I like those girls. This job has changed my heart, mind, and life in so many ways. Even then, in the midst of this incredibly rewarding job, I had a terrible sinking feeling inside of me. There was a voice inside me that said, "This job is not what you came here for. You are a writer, and you must answer the call or you will always feel this way deep down." That was when I read The job I quit while in graduate school.

When we disclose our past, we often fear being seen as “trauma dumping” or “oversharing.” But doesn’t everyone experience trauma? Do you wish people talked about it more openly?

I definitely think most of us have been exposed to some kind of trauma, but it's hard to compare trauma on a scale. Instead, "Has something ever happened to you that made you feel like you couldn't go on?" For one person it might be an argument with a friend, while for another it might be your mother being murdered in front of your eyes. . [We think] there are scales where one is clearly worse than the other. But we all live our own lives. The worst thing that ever happened to you is the worst thing that ever happened to you. It's hard, it's painful, it's scary, and you have to find a way to survive.

In my work as Sugar, people open up to me, and when I teach writing workshops, there's always pain in the room, but there's always triumphant beauty. There is always healing, recovery, and forgiveness. We recognize each other when we are vulnerable and speak our truth. This is what vulnerability does. It creates a forum where we can talk honestly.

If you could write to Dear Sugar at the age of 28, what would you ask?

I thought I'd ask a question that I'm still asking, about how do we, women and girls and female-identifying people, feel good about our bodies in a culture that absolutely hates women and hates women's bodies, and allows us to accept that Impossible, narrow, strict standards of beauty and attractiveness. [How do you] learn to truly love yourself, respect your body, and inhabit it with a sense of ease, joy, and confidence?

Sadly, it’s been a lifelong journey – not just for me, but for many. I'll ask Sugar to help me figure this out.

What advice do you have for not letting the past resurface and overwhelm you?

Again, I am a firm believer in acceptance. The past is not what we leave behind, it is what we leave behind. This is something we carry with us. This does not mean that we are constantly held back, haunted, or burdened by our old stories. But you say, "Okay, I'm going to look at my past experience, revise it, and put it into my story."

There is a column in Tiny Beauty called "A Little Sully in Sweetness" in which I write about how I learned that my husband had been unfaithful to me before we were married.

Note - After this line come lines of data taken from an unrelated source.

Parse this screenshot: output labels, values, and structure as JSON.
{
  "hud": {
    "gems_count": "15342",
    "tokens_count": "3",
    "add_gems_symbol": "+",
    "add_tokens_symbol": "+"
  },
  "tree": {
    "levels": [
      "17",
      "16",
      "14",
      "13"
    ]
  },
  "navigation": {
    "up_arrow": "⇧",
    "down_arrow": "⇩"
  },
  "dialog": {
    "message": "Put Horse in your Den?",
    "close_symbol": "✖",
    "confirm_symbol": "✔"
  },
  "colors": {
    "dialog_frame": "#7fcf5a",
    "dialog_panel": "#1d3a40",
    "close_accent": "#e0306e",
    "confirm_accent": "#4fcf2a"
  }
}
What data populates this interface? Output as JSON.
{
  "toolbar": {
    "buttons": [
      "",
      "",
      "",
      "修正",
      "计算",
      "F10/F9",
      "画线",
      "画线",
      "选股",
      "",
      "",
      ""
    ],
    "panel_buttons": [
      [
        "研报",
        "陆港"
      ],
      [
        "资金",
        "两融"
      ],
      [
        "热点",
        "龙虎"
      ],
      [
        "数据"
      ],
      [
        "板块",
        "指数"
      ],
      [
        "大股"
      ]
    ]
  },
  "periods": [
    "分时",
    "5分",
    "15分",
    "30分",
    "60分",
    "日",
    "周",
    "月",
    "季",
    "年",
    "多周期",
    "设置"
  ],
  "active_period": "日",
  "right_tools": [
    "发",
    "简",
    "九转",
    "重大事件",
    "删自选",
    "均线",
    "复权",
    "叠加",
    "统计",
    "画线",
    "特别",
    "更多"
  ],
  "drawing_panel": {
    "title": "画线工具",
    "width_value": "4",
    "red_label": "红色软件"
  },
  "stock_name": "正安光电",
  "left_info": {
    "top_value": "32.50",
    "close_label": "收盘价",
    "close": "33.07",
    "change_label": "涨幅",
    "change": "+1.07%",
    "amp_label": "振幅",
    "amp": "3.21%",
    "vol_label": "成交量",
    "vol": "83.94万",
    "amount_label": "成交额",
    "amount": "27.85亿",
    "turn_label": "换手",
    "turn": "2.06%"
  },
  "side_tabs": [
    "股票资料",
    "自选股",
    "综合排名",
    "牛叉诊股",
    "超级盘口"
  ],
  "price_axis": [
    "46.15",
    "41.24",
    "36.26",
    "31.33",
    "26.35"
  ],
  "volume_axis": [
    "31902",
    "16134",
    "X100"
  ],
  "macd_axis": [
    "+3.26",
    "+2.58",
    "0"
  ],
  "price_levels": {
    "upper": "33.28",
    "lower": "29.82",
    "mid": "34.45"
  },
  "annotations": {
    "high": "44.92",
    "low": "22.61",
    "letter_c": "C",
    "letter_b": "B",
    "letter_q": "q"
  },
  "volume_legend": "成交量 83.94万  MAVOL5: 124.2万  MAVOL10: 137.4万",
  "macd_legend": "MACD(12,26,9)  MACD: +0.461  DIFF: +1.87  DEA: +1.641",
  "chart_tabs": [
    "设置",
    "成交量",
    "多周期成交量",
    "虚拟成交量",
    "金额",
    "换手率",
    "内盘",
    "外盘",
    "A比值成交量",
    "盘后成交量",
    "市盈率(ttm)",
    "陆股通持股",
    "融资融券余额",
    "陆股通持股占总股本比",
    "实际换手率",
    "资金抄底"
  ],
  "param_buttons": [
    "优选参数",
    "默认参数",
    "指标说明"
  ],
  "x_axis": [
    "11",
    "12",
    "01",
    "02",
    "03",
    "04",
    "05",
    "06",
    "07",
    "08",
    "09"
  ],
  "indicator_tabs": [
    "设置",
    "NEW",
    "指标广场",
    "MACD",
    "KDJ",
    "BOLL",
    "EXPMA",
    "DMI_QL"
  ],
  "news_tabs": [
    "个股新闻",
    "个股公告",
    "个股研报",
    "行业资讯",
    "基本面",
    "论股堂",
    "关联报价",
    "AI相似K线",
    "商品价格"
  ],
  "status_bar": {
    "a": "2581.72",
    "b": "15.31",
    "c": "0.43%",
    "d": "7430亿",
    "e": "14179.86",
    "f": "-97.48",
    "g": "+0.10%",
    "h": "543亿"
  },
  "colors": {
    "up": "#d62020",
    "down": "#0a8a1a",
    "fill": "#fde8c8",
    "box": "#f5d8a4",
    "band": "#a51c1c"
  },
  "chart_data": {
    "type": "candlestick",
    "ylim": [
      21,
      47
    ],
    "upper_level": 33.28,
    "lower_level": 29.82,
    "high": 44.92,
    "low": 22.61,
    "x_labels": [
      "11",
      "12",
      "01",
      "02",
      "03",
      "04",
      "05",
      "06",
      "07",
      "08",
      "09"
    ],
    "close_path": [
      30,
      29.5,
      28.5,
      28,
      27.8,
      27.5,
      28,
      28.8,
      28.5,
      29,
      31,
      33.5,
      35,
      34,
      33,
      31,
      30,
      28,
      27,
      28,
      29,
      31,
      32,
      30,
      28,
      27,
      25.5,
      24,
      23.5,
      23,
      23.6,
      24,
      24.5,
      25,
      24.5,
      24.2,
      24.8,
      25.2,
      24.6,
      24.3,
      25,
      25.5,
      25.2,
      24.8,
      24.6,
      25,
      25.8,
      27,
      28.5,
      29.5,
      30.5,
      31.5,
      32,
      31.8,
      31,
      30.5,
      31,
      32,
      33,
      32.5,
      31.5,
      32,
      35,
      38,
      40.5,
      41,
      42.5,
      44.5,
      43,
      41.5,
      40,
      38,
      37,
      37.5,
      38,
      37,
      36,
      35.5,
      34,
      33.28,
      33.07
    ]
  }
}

At the time, I was like, "I want to leave this in the past." However, what we did was say, "Okay, wait a minute. It's not going to be like, 'You suck, you need to make amends,' And then we can move on. 'Rather, 'Why don't we use this as an opportunity to have a conversation about monogamy, honesty, sex, desire, if we make it part of our story?' Become stronger?"

Moving forward is about taking control of the stories handed to you and revising them so that they speak more deeply about who you are and who you want to be.

This interview has been edited and condensed for clarity.